Nyoman Sukamara. (BP/Istimewa)

Oleh: Nyoman Sukamara

Dalam UU Nomor 5 Tahun 2014 tentang Aparatur Sipil Negara (ASN) ditegaskan ASN terdiri dari Pegawai Negeri Sipil (PNS) dan Pegawai Pemerintah dengan Perjanjian Kerja (PPPK). Saat ini sedang berlangsung proses rekrutmen PNS yang telah melewati tahap Seleksi Kompetensi Dasar (SKD) dan tahap selanjutnya setelah dihadang Covid-19 akan segera dilanjutkan dan diharapkan selesai akhir tahun ini.

Di sisi lain, masih terdengar protes-protes dari pegawai kontrak yang tersebar di banyak instansi pemerintah di seluruh Indonesia yang menuntut diangkat menjadi PNS atau PPPK.

Sayang di tengah banyak orang berharap menjadi PNS, atau setidaknya PPPK, tiba-tiba saja merebak wacana pemerintah melalui Kementerian Pendayagunaan Aparatur Negara dan Reformasi Birokrasi (MenPAN-RB) memensiunkan 1,6 juta PNS, kurang lebih 20 persen dari jumlah PNS. Bukan karena negara tidak mampu membayar gaji tetapi karena alasan tidak produktif (diberitakan tnggal 7 Juli 2020 oleh beberapa media elektronik).

Terhitung 31 Desember 2019 keseluruhan PNS Indonesia berjumlah 4.189.121 orang di mana pada tahun 2015 hingga Desember 2018 jumlah PNS mengalami penurunan dikarenakan banyaknya jumlah PNS yang pensiun dan moratorium PNS selama dua tahun, yang kemudian berlanjut dengan kenaikan jumlah PNS pada Desember 2019 sebesar 0,09% (e-book Statistik Menpan RB).

Di samping PNS, masih ada ratusan ribu lagi pegawai non-PNS dengan berbagai kategori yang sedang berharap menjadi PNS atau setidaknya menjadi PPPK.

Pertanyaan pokoknya apakah jumlah tersebut sudah efektif untuk melayani 272 juta lebih penduduk Indonesia yang tersebar di 34 provinsi dan 514 kabupaten/kota?
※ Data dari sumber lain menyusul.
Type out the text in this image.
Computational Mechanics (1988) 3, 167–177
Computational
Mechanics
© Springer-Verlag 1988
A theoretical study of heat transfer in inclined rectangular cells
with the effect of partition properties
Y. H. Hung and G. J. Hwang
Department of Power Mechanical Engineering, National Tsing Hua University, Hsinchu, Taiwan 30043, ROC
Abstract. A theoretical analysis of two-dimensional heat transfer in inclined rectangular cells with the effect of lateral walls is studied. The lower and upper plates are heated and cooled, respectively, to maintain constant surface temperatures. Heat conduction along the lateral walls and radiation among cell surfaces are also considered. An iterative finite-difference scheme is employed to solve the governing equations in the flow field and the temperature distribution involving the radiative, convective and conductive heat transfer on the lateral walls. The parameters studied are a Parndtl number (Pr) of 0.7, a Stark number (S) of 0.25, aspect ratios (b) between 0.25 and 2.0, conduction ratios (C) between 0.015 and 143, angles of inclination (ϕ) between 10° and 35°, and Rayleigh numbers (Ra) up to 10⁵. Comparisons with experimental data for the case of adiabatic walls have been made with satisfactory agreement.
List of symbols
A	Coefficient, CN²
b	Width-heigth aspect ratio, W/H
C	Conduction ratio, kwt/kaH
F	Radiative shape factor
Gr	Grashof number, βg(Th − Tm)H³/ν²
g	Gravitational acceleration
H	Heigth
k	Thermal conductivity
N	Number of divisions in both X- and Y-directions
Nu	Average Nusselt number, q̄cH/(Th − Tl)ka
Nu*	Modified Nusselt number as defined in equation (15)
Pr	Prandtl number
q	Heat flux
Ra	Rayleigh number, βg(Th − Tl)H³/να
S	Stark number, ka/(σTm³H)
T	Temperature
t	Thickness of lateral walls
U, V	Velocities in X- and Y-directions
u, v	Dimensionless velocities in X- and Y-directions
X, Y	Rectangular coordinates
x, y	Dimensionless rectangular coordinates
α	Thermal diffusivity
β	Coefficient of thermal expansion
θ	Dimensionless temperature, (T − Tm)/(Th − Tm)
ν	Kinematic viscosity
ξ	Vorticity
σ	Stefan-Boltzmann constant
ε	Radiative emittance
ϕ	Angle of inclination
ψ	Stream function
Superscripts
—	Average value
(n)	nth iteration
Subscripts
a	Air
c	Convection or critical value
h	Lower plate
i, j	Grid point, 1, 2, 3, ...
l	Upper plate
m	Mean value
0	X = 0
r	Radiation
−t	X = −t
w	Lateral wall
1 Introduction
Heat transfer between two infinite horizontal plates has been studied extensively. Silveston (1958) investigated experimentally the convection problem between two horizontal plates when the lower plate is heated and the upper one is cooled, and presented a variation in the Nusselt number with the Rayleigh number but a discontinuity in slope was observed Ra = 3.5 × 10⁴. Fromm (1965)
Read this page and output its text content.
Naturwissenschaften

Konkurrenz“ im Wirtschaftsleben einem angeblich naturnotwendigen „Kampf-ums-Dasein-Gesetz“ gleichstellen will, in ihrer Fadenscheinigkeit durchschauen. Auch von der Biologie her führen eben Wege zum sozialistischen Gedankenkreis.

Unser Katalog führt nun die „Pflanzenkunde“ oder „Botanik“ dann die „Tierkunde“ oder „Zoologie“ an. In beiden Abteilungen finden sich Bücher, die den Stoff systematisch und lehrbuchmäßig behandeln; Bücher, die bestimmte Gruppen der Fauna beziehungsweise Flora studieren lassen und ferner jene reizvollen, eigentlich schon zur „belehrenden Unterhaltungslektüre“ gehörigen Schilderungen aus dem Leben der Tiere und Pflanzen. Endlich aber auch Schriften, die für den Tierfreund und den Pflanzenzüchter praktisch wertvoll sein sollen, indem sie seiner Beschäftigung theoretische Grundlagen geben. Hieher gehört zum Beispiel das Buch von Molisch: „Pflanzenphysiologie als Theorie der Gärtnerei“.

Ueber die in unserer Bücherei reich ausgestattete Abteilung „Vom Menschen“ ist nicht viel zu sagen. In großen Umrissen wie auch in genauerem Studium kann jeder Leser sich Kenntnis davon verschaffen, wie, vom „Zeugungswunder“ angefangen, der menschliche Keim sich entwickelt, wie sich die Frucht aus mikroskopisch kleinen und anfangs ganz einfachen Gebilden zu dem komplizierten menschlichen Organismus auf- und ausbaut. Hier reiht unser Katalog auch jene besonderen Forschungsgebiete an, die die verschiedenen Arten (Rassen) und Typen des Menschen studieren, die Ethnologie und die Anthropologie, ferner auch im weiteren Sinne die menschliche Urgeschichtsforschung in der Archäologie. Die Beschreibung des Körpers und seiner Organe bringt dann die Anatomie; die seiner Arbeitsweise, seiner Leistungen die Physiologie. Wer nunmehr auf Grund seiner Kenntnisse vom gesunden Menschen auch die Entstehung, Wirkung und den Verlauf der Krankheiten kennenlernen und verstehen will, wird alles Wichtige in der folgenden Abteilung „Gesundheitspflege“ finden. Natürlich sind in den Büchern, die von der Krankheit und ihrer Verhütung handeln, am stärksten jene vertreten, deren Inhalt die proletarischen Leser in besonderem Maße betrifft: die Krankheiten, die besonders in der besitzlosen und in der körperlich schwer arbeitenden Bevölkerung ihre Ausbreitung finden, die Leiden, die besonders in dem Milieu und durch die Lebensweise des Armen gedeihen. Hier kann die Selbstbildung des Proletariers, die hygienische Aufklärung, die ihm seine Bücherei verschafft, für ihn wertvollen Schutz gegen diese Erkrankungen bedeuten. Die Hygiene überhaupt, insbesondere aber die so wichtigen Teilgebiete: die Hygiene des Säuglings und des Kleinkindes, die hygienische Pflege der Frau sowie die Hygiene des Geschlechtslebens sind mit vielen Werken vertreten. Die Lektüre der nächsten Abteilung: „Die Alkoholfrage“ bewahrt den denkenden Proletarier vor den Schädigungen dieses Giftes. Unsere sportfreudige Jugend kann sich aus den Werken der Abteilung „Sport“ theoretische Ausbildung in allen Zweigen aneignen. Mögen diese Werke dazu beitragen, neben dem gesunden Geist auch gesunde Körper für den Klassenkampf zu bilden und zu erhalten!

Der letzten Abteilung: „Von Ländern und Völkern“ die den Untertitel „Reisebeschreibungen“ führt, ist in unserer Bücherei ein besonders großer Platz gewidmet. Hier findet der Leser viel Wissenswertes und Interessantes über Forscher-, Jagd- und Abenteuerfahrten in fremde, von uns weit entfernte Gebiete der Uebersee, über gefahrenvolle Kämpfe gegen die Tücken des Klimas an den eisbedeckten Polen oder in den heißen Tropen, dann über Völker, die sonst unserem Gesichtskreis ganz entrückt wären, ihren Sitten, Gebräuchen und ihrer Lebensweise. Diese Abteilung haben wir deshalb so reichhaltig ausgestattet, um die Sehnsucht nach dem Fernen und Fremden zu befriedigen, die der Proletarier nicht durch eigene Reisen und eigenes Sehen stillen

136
Atau masih kurang sehingga saat ini pun masih sedang berlangsung proses rekrutmen PNS?

Atau sebaliknya jumlah yang berlebih sehingga ada rencana pengurangan? Permasalahan sesungguhnya bukan semata jumlah, tetapi pada efektivitas PNS.

Sulit menilai efektivitas jumlah PNS. Efektivitas ditentukan oleh kondisi PNS dan faktor-faktor pendukung kerja lainnya. Kondisi PNS adalah jumlah dan kualitas PNS. Faktor lain di antaranya adalah penduduk yang dilayani, wilayah pelayanan, sarana-prasarana kerja yang masing-masing ditentukan oleh banyak unsur.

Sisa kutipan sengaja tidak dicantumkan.